Now that you built a single-cell atlas and performed some analyses you should consider making it available to a wider audience to maximize its utility. This section contains our suggestions on how to share your data and code and make your analysis reproducible.

Sharing the atlas#

The cell-x-gene platform offers an interactive web browser to explore single-cell datasets. You can request your dataset to be added. Besides the slick web interface, cell-x-gene provides download links in h5ad (scverse) and rds (Seurat) format. Before uploading data to cell-x-gene, the metadata must be reannotated to match standardized ontology terms (e.g. the “cell ontology” for cell-types).

Sharing the model#

The integration with scANVI generated a pre-trained model that can be used to project additional data onto the atlas using scArches as we have shown in scarches . To enable others to use this functionality it is required that you share the scvi model and the AnnData object that was used to generate it. The pre-trained model can be shared via the scvi model hub on huggingface. For more details, see the scvi-hub upload tutorial.

Sharing the code#

Sharing the code for your entire analysis is a prerequiste for others to reproduce your work. We recommend uploading the code on e.g. GitHub.

Sharing the environment#

Single-cell analyses require an increasingly complex environment of software packages. As results may differ slightly between different software versions, for reproducibility it is required to declare the exact software versions used. You can export all dependencies of in a conda environment using

conda env export > environment.yml

To go one step further, you can build a container (e.g. using apptainer) to obtain a single, sharable file that also abstracts the operating system in addition to the software packages.

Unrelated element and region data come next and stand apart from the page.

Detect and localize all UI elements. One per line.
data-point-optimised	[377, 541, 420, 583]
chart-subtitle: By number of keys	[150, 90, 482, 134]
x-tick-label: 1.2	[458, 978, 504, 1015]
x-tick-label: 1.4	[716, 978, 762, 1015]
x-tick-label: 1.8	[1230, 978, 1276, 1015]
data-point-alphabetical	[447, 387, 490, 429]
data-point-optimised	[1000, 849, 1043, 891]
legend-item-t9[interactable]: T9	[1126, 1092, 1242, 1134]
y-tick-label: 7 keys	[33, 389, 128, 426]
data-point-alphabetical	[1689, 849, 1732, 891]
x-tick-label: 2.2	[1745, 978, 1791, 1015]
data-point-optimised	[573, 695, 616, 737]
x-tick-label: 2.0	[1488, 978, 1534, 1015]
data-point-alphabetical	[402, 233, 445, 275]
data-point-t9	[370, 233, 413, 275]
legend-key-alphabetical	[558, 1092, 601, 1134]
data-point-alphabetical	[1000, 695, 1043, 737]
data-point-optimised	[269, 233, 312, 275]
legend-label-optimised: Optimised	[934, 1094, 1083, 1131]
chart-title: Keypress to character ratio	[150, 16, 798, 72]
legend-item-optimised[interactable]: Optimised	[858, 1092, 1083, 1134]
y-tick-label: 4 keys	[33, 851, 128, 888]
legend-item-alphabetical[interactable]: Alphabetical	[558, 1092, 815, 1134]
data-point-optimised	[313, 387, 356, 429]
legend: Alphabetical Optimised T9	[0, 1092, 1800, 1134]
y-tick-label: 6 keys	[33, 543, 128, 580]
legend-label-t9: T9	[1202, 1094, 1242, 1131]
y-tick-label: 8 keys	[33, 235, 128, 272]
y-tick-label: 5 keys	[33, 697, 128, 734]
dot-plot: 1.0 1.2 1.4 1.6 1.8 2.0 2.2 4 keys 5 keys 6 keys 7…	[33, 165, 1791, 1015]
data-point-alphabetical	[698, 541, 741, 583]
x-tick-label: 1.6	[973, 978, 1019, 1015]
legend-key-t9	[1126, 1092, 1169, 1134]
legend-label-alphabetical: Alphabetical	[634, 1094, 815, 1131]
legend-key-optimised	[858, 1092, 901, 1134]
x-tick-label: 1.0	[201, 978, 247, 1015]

A note on reproducibility#

Sharing the data, code and environment is a necessary, but not sufficient condition for reproducing an analysis [Heil et al., 2021].

Some single cell analysis algorithms (in particular scVI/scANVI and UMAP) will yield slightly different results on different operating systems and different hardware, trading off computational reproducibility for a significantly faster runtime. In particular, results will differ when changing the number of cores, or when running on a CPU/GPU of a different architecture. See also scverse/scanpy#2014 for a discussion.

To circumvent this, declare the hardware used for the analysis and consider sharing intermediate results, such as the scVI and UMAP embeddings.